There's a good write up on the commercial forum in the "Running two queen colonies" thread. It's post number 3 by Oldtimer. I'm not sure how to link it so this is the copy.
One place I worked did this as standard practise it worked very well for both swarm control and requeening.
Hives were wintered in double deeps. In spring before swarming time, all the hives with 2 year old queens (yes in those pre varroa days, queens lived 2 years), the queen was found and put in the bottom box. An excluder was put on top and then a honey super, there was no flow yet the super was just incase things got crowded. A division board was put on top of that and the other brood box put on that with basically a nuc in it and this was given a queen cell.

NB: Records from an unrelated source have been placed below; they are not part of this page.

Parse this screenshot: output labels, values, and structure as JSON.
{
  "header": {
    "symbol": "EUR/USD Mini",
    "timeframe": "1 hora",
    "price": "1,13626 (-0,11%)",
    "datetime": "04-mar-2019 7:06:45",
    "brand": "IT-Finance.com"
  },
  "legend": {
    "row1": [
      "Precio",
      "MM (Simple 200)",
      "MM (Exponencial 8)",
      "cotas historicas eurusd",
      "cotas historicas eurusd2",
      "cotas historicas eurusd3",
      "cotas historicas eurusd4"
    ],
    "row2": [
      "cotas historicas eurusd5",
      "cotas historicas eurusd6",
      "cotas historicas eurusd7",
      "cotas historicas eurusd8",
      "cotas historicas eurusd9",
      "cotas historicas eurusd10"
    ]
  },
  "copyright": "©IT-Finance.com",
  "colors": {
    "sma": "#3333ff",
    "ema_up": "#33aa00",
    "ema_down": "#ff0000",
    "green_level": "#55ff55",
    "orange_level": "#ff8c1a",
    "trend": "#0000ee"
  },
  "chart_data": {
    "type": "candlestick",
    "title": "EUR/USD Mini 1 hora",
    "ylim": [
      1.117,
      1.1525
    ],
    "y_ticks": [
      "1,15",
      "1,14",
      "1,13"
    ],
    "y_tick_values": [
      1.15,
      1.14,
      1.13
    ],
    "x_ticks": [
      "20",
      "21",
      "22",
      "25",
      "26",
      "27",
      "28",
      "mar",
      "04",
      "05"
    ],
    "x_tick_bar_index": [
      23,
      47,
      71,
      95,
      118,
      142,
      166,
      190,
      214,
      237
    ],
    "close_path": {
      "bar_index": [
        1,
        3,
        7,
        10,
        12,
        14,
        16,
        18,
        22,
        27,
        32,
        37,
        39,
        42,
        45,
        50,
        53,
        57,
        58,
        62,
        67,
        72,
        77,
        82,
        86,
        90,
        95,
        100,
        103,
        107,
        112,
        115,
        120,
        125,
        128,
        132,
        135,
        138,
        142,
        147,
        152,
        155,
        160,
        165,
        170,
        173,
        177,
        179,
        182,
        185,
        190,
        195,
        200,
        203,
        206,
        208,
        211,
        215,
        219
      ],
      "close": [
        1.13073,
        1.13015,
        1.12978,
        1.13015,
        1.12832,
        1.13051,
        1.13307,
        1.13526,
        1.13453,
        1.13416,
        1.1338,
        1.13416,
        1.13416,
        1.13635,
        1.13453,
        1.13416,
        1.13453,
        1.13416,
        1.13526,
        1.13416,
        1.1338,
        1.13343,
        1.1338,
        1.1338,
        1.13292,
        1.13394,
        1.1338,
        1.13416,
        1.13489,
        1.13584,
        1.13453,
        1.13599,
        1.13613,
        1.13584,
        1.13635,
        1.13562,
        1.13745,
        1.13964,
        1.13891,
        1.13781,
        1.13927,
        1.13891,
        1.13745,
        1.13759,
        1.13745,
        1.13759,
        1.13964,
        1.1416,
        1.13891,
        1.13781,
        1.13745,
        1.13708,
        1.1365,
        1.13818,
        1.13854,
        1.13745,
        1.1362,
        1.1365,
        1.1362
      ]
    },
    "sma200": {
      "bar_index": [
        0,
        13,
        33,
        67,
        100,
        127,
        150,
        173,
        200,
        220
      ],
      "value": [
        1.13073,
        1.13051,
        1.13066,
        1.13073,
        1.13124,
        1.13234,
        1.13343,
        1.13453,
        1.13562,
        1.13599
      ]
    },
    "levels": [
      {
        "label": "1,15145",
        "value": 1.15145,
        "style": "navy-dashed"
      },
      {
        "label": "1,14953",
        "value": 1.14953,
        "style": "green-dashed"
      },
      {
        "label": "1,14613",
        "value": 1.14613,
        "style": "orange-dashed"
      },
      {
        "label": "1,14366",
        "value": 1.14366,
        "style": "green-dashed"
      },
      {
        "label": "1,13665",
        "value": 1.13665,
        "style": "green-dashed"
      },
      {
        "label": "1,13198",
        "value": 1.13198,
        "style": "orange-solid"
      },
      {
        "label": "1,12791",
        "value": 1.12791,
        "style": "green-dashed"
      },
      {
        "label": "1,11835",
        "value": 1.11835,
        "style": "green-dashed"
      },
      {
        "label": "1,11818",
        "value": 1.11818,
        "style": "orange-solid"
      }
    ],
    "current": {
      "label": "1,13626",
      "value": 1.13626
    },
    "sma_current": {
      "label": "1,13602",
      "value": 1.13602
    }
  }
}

A few 1 year old queen hives were done also because there would not be 100% mating.
Around a month later the hives would be combined. The top box above the division board now (hopefully) with a laying queen, was taken off. The honey super was taken off and the excluder taken off. So the hive was now down to the bottom box with the old queen. 6 Sheets of newspaper were put on and then the excluder. Then the top box with the new queen and a choc was put in each front corner on the excluder to raise the second box to make a second entrance. This stopped the nuc suffocating prior to the paper getting chewed out plus these hives later got strong and needed that extra entrance. 2 sheets of paper were put on the second box plus another excluder and the honey box on top of that.
So the configuration from the bottom, was bottom box with old queen, excluder, second box with new queen, excluder, honey super.
After this we did not open the brood nest again that season, just more supers were added as needed.
In fall, honey supers were removed, then the hives wintered down, which involved pulling the excluders and feeding hives that needed it to get required amount of feed for winter. Come spring, the old queen would be gone just the young one was left.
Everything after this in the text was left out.